That was very much the case on Monday afternoon, Oct. 1, in Paris on viewing the curling and ruffled and rather determinedly expansive spring 2013 collection designed by the house of Chloe's creative director Claire Waight Keller, an energetic English-born lady.
One could not accuse Waight Keller of pulling her punches when it came to volume - from huge culottes, designed for slim ladeis but large enough for a linebacker, to abstract hibiscus print pajamas for day, so large they billowed down the catwalk.
Waight Keller's sunny personality was reflected in the setting - a wide white board catwalk reminiscent of a posh seaside terrace illuminated by sun beaming through the lofty panels in the custom built tent in the Tuilleries gardens in Paris.
The designer was in harmony with many of the key trends in Paris: a sense of lady-like distinction, metallic fabrics - most memorably iridescent Lurex - and a new twisted silhouette.

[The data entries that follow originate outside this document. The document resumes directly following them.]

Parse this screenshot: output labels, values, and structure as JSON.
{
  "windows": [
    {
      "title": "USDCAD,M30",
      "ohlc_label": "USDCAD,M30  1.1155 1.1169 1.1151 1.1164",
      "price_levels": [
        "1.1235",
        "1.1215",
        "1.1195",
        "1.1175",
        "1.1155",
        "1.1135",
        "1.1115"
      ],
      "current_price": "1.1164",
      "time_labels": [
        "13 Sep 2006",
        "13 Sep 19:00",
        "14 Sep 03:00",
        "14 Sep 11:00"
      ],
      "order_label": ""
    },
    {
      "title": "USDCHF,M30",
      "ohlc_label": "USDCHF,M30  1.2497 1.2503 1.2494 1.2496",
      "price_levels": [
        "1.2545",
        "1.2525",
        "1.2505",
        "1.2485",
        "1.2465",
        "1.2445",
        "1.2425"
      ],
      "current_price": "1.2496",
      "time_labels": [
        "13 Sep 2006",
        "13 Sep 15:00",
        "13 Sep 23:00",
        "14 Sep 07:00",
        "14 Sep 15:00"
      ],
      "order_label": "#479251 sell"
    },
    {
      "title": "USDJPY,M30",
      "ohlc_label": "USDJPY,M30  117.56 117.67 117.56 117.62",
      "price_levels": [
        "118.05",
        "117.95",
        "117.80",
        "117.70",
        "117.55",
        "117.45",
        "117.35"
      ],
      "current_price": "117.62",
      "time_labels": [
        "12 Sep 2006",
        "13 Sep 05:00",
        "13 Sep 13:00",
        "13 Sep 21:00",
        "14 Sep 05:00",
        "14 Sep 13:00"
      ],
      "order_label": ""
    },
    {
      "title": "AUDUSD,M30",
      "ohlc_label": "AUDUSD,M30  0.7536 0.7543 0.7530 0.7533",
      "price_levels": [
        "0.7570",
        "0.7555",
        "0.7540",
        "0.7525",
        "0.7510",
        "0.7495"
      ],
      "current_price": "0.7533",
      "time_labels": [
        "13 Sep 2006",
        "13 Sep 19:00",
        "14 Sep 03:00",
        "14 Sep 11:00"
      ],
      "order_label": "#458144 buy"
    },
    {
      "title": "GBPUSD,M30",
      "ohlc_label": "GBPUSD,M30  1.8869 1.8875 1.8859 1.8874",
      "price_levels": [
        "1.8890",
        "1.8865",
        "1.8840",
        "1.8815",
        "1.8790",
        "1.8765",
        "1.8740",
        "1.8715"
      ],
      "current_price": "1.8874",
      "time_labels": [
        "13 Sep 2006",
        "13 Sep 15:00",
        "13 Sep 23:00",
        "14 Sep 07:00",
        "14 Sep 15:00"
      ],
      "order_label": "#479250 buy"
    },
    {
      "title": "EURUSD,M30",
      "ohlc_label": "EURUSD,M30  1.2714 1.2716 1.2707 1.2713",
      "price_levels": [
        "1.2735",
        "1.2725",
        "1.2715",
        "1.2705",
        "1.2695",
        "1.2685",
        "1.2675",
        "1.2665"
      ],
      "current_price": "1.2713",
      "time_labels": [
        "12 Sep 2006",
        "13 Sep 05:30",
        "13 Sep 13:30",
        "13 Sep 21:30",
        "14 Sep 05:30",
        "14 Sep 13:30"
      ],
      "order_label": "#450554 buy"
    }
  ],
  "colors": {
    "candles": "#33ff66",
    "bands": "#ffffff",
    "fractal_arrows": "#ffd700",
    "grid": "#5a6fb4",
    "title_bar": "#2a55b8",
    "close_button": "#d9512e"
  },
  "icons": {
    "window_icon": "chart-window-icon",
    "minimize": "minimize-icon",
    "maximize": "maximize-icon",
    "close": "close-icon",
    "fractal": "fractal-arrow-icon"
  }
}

She cropped and chopped sleeves, added peplums to cocktails dresses, ruffled necklines incessantly and finished pants and skirts in patches of fabric flowers. In a word, Waight Keller determinedly broke new ground rather than referenced the past. Accessorized with some great new Art Deco shoulder bags, this was a charming moment for Chloe.
The show celebrated the 60th anniversary of Chloe, and was dedicated to the house's founder, Gaby Aghion. Two days before, Waight Keller feted the opening of Chloe Attitudes, a sleek exhibition that included work from each of Chloe's nine key designers all the way back to Aghion's first show, a charmingly informal affair at the Cafe de Flore on Paris' Left Bank in 1956.
Today the brand crossed the Seine, a little like Waight Keller crossed the Chanel, to create a certain casual chic that will forever be Chloe.